Yesterday was a big day for me. For the first time in my adult life I have an office space in my home all to myself. I'm hitting a milestone birthday in several weeks (40) and I thought it was about time I gave myself a little gift. A talented friend helped me turn our former guestroom into a beautiful, creative, soothing space for $100. She's clever at the discount stores - Ross anyone?
My office has walls the color of unripe green pears, white floaty silk curtains that cascade around my window desk, two armchairs, their past's hidden under slipcovers and decorative pillows. My books are displayed, my children's artwork is tacked on a bulletin board, along with the plot for my second novel. There is a vase of fake bright pink peonies that look remarkably real, and my Muse, a tiny ceramic sparrow given to me by my poet friend, Ann, sitting atop my Oxford American Dictionary on the left hand side of my Cherry desk.

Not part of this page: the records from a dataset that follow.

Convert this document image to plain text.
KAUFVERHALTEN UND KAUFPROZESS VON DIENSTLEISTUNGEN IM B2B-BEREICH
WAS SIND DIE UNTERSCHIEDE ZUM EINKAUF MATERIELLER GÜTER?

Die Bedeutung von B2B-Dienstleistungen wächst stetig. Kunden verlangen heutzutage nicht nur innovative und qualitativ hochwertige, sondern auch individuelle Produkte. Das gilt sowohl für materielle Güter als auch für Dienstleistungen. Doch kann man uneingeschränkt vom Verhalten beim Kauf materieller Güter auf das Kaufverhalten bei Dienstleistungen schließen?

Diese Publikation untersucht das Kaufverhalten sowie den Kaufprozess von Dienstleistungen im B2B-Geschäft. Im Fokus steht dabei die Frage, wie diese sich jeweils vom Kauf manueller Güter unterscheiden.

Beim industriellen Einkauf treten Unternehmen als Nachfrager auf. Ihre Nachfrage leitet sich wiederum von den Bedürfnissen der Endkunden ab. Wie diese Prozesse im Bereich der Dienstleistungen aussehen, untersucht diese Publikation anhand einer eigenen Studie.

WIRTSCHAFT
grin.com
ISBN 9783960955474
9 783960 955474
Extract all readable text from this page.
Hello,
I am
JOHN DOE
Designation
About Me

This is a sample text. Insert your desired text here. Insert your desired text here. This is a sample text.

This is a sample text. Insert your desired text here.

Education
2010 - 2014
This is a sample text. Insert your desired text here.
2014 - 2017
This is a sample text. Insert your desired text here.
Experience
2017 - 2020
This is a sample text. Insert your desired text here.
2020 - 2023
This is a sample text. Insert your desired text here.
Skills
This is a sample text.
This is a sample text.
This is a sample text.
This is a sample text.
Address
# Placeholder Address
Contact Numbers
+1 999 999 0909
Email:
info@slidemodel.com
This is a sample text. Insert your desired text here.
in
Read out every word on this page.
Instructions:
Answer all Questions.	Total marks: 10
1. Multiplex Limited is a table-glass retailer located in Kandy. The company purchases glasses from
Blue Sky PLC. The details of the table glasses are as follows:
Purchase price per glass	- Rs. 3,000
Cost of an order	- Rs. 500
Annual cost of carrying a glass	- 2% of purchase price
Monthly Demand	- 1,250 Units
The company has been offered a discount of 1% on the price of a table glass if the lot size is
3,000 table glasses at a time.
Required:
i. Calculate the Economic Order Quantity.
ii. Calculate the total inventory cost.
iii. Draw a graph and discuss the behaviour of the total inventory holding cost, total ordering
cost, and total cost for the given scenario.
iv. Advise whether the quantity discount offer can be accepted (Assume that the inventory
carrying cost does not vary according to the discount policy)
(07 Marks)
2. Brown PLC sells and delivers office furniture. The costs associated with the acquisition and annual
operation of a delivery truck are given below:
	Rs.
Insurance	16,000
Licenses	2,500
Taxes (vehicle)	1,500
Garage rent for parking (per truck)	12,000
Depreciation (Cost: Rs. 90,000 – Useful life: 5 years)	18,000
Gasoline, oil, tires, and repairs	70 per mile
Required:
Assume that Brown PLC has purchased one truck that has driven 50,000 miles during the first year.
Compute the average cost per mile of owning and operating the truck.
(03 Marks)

It is perfect.
Before yesterday, I had a corner of my bedroom allocated for my desk. That corner has served me well. I've run a successful coaching business (www.myauthenticpath.com) and written a 100,000 word novel from that tight corner. But, at the end of the day, when I poured my exhausted self into bed, my work was still there, lurking in the corner, calling at me, stressing me with its presence. They say the bedroom should be a sanctuary. Not quite.
But, the real question is why did it take me so long? I can tell you. I thought it was more important that we have a guest room for our parents that come several times a year, than it was for me to have my own space. I thought it was more important that my daughter's have a playroom and a bedroom to share between them. I'm not saying these things shouldn't be our family's priorities, but for better or worse, I've decided to make myself a priority, on the eve of my 40th birthday. I hope it doesn't make me a bad daughter, or mother. I hope it doesn't mean I'm selfish. Because guess what? I really don't care. Maybe that's what happens when you turn 40.